An extractive dynamic, not only digital, but energetic and political
AI consumes. And it consumes a lot. In 2025, AI-related data centers represent nearly 5% of U.S. energy consumption. And this figure could double within five years. The illusion that AI could “solve” the climate crisis actually masks an ecological disaster in progress. Because the obsession with scale — training ever larger models — implies an environmental cost that is hard to justify.
Worse still: this massive energy demand is used to justify new environmental exemptions, investments in fossil fuels and the construction of data centers at the expense of local populations. A social crisis is compounded by an instrumentalized ecological crisis.
Between national sovereignty and global deregulation: the paradox of industrial policies
Faced with China’s rise to power, the United States has activated an urgent strategic discourse. AI becomes a “national priority,” and tech companies become “essential sovereignty partners.” This translates into regulatory exemptions, public aid, military contracts. The report speaks of an AI Arms Race 2.0, where geopolitical competition justifies internal deregulation.
But this digital nationalism poorly masks a structural reality: AI startups are almost all dependent on Google, AWS or Microsoft clouds. In other words, there is no sovereign AI without infrastructure rupture. And this applies to Europe as well as the United States.
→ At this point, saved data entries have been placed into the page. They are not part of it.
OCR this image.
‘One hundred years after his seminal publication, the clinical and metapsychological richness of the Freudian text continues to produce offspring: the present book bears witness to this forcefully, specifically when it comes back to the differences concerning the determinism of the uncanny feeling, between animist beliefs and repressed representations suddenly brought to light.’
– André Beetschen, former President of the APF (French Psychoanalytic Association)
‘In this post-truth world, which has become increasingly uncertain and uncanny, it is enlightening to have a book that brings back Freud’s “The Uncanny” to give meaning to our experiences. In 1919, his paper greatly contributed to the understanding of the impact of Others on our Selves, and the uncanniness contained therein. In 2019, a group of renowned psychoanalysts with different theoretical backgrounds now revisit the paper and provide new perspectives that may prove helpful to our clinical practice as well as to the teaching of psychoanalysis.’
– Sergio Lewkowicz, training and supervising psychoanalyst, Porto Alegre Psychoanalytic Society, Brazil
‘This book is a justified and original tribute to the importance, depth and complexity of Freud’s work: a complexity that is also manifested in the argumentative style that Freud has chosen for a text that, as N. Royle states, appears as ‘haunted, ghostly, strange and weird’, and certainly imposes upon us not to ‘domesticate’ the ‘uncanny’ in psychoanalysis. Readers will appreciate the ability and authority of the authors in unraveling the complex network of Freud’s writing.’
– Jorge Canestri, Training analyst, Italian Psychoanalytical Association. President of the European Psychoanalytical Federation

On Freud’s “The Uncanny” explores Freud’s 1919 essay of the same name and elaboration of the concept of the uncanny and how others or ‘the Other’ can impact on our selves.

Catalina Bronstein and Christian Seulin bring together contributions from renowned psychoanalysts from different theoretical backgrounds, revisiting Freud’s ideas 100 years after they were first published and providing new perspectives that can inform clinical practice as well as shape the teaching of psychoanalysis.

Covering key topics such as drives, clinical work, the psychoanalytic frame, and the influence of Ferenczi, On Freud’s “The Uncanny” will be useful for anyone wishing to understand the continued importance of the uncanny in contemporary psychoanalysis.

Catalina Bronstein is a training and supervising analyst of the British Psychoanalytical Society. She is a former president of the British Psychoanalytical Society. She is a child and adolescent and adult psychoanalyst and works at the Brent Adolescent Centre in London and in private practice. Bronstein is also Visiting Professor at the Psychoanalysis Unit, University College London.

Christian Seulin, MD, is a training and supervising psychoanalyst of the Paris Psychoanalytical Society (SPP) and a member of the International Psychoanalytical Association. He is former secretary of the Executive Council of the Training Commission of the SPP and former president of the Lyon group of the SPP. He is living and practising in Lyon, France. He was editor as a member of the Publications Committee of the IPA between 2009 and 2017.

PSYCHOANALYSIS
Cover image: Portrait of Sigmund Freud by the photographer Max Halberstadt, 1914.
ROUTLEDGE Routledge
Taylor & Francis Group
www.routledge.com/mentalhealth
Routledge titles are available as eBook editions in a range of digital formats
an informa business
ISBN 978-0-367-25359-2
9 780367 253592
What alternatives? Towards an AI anchored in the commons, social justice and collective autonomy
Fortunately, the report is not limited to criticism. It proposes a genuine roadmap for reversing the trajectory. It begins with a change in narrative: making AI a power issue, not a technical progress issue. Moving beyond euphoria to question governance, production conditions, social impacts.
The main lever identified is that of labor. It is employees, collectives and unions that today have the greatest capacity to refuse certain uses, to impose deployment rules, or even to demand alternative models. Provided they are supported.
Next, ambitious regulation, based not on “trust” but on “reasonable mistrust,” is essential: prohibition of the most toxic uses, life cycle system oversight, independent certification, citizen control.
Finally, the report calls for rethinking innovation as a common good, not as a rent. This implies opening public alternatives, supporting open source models, investing in shared infrastructure, and revaluing slow, frugal, ethical research.
For an artificial intelligence serving an intelligent society
What “Artificial Power” reveals is a major dissonance between AI’s potential and its current use. It is not the technology that needs to be questioned, but its power architecture. Far from being inevitable, this trajectory can be redirected — provided we name responsibilities, recognize power relations, and restore power to field actors.
For the entrepreneurs interviewed as part of the EntrepreneurIA project, this report constitutes a precious compass. It invites us to think about AI differently: not as an automatism to follow, but as a field of choices to structure. A technology is never neutral. It is what we make of it.
Reference
Brennan, K., Kak, A., & Myers West, S. (2025). Artificial Power: AI Now 2025 Landscape Report. AI Now Institute.